"Used to be crap - now one of the best"
The Most Popular European Facing Regulator
The Malta Gaming Authority (previously called the Lotteries and Gaming Authority) is the government-appointed regulator in Malta, responsible for regulating online gambling, and issuing operators with licenses, allowing them to operate from the region.
Favoured by both players and operators, the MGA is known for being one of the world’s most involved and attentive online gambling regulators, and unlike some of the smaller regulators, they’re unafraid to intervene in cases where operators are acting unfairly.
About The Malta Gaming Authority
The Malta Gaming Authority was formed after the Maltese Government passed the Lotteries and Other Games Act in 2001, and the regulator issues one of four licenses, dependent on the types of gambling activity an operator wishes to offer players.
All new casinos wanting a license must undergo a strict vetting process, which ensures that certain license criteria are met – and licenses awarded by the authority are valid for a period of five years, after-which companies are free to apply for an extension – something that’s usually granted, if the operator is shown to have met the terms of their license and is in good standing with the authority.
Provisions Of a License
The MGA is quite strict when it comes to determining the provisions of licenses, and there are two main legal frameworks that affect the licensee terms, which include the Remote Gambling Regulations Act, and the Rate of Taxation – the latter of which focuses, of course, on the amount of tax casinos pay to the government.
The MGA also impose a fairly standard range of broader regulations, some of which include responsible gambling, licensing of staff, prevention of money laundering, and game-testing procedures.
(The MGA, like most reputable regulators, require casinos to offer fair games which have undergone testing via a third-party testing lab to ensure their fairness.)
The MGA also have quite a strict initial vetting process for companies wishing to acquire a license, and operators must prove that they meet all the license criteria, as well as having robust safeguards and procedures in place, to ensure players experience a fair gaming environment at all times.
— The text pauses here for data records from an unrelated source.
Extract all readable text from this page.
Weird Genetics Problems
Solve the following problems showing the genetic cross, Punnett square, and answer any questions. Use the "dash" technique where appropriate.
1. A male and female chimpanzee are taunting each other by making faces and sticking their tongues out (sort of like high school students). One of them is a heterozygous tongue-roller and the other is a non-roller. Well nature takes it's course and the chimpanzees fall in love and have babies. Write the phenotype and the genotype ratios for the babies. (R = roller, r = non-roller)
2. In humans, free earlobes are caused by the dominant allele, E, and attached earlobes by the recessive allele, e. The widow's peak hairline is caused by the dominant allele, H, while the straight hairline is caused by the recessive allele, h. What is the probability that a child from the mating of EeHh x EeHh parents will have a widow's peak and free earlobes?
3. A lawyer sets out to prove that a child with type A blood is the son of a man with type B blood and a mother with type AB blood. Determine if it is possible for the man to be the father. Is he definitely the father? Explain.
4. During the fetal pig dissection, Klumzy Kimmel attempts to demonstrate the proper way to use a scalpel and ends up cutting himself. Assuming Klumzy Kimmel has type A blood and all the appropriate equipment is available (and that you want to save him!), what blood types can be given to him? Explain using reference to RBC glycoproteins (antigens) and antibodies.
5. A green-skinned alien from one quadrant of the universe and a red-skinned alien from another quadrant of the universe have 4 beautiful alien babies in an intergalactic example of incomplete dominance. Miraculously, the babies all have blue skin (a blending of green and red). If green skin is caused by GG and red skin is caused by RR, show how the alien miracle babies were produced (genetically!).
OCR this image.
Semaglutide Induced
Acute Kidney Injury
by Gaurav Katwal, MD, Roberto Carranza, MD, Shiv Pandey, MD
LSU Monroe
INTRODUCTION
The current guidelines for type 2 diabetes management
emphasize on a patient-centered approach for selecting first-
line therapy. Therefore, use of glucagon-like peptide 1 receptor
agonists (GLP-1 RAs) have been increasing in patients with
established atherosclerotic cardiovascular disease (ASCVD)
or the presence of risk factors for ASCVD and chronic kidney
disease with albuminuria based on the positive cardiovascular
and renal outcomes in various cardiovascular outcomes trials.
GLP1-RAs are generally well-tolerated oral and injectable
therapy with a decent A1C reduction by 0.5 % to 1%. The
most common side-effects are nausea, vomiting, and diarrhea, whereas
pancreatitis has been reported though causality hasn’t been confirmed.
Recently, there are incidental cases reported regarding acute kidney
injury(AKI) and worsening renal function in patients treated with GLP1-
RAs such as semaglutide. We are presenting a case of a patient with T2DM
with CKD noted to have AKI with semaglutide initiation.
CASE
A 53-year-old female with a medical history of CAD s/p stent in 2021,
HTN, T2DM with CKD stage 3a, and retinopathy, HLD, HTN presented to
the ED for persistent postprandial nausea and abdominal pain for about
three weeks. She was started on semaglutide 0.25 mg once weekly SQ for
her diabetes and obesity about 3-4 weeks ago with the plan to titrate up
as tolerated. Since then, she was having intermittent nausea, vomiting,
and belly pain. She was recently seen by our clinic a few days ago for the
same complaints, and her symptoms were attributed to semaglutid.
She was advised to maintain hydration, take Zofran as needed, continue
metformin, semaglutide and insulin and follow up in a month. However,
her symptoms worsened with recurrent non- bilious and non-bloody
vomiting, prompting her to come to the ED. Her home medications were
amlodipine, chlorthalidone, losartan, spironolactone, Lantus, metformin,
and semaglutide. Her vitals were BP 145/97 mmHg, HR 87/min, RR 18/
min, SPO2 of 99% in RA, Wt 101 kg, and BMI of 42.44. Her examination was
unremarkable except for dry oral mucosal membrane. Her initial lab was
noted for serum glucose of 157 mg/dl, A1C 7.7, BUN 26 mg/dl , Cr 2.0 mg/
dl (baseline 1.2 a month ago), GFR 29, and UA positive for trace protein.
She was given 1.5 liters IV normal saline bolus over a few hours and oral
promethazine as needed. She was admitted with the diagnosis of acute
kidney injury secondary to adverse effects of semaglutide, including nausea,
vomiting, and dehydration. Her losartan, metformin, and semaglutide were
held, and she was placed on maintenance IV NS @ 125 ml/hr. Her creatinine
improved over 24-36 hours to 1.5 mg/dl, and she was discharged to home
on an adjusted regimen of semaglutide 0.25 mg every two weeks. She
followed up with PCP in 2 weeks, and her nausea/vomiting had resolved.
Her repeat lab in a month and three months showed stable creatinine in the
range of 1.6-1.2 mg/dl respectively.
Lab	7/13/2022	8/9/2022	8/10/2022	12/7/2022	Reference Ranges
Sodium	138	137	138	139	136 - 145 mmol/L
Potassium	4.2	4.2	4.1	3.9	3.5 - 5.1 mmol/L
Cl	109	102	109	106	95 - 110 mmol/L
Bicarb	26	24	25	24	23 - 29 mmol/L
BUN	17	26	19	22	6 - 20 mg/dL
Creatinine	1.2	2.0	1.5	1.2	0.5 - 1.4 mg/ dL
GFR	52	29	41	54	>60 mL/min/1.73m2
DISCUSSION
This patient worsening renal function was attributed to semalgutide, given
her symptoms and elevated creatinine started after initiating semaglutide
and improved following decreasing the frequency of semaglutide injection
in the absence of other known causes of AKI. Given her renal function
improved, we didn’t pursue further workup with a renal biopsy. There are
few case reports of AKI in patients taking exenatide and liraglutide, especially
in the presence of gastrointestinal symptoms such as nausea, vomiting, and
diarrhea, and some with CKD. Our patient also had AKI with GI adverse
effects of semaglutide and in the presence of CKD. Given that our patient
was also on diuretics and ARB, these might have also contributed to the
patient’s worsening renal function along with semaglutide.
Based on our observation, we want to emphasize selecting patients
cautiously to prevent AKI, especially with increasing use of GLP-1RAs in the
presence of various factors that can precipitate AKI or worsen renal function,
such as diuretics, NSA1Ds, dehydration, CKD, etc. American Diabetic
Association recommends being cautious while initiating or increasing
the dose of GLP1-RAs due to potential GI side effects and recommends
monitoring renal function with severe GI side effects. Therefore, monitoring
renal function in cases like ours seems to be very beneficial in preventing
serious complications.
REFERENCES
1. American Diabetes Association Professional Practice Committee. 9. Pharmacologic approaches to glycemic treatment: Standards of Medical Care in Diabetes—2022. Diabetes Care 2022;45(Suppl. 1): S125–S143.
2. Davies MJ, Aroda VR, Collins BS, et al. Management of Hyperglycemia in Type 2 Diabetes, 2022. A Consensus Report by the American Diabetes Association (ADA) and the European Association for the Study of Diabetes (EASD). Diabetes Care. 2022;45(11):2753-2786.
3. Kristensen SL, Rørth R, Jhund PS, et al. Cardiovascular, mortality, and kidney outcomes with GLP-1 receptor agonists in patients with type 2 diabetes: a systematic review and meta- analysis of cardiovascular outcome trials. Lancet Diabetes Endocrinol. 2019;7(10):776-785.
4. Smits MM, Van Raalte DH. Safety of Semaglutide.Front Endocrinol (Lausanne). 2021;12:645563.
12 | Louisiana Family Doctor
The license criteria are regularly updated, and the MGA continually review and monitor operators whom they’ve granted a license to – ensuring that you can experience peace and mind when playing at a MGA-licensed site, knowing you’re gaming in a safe, fair, and transparent environment.
Disputes and Complaints
Unlike some of the other regulators, the MGA are happy to take player-complaints directly, although they do ask that players exhaust all other avenues before coming to them.
For example, the MGA – like the United Kingdom Gambling Commission – require that casinos work with an ADR (Alternative Dispute Resolution) company, which players can use to make complaints to. If, after going through both a casinos internal complaints procedure, and an ADR service a player still can’t find a resolution to their problems/concerns, there’s a simple form to complete over at the MGA website.
This form asks for a few personal details and information surrounding the complaint/problem, and the MGA will then look it over, and contact you if necessary.
Waiting times can be up to a few weeks, however, given the number of enquiries received by the MGA – so expect to wait a while before you’re contacted.
Take player complaints directly
Strict license conditions, designed to protect players
Licensees are monitored to ensure they meet their license conditions
Has been accused in the past of being too lenient with operators
Can be slow to respond to player complaints
Years ago when they started out, there was great hoopla amongst most everyone involved in iGaming – players, affiliate webmasters, operators – finally there was a bona fide country in the EU that was licensing online casinos. Before the MGA (or LGA back then), licensing was only provided by banana republics in the Caribbean, Kahnawake (which was a shambles back then), and a few islands belonging to the UK (Isle of Man, Gibraltar, Alderney and Jersey). There was no member state of the EU that was making an attempt to lead the way.
When they first kicked off, I met up with the top staff and was amazed to find out that they were all subscribing to the Casinomeister newsletter, in fact, it was a company policy. They really seemed to be on their game so to speak, and I was quite impressed on what was hopefully to come.
Unfortunately, the LGA got bogged down in bureaucracy – most of the original staff left, and by the early 2010’s we were looking at a black hole rubber stamp jurisdiction. At this time the MGA started receiving some awesome awards at Casinomeister like Biggest Disappointment of 2008 and Sitting on One’s Hands award for 2008, 2009, 2010, and 2011.
But through a few meetings and chit chats, we were able to ascertain what was the problem. Yeah, it was bureaucratic, and in the past the staff was replaced whenever there was a change in government, and they knew how to deal with the technical aspect of running servers, etc., but no one had any experience dealing with player complaints. In 2015, they brought on a new Player Support Officer who has been amazingly responsive and receptive to any suggestions or issues concerning their licensees. The MGA received the Phoenix Award for 2015 for their resurrection from the ashes. Good going MGA.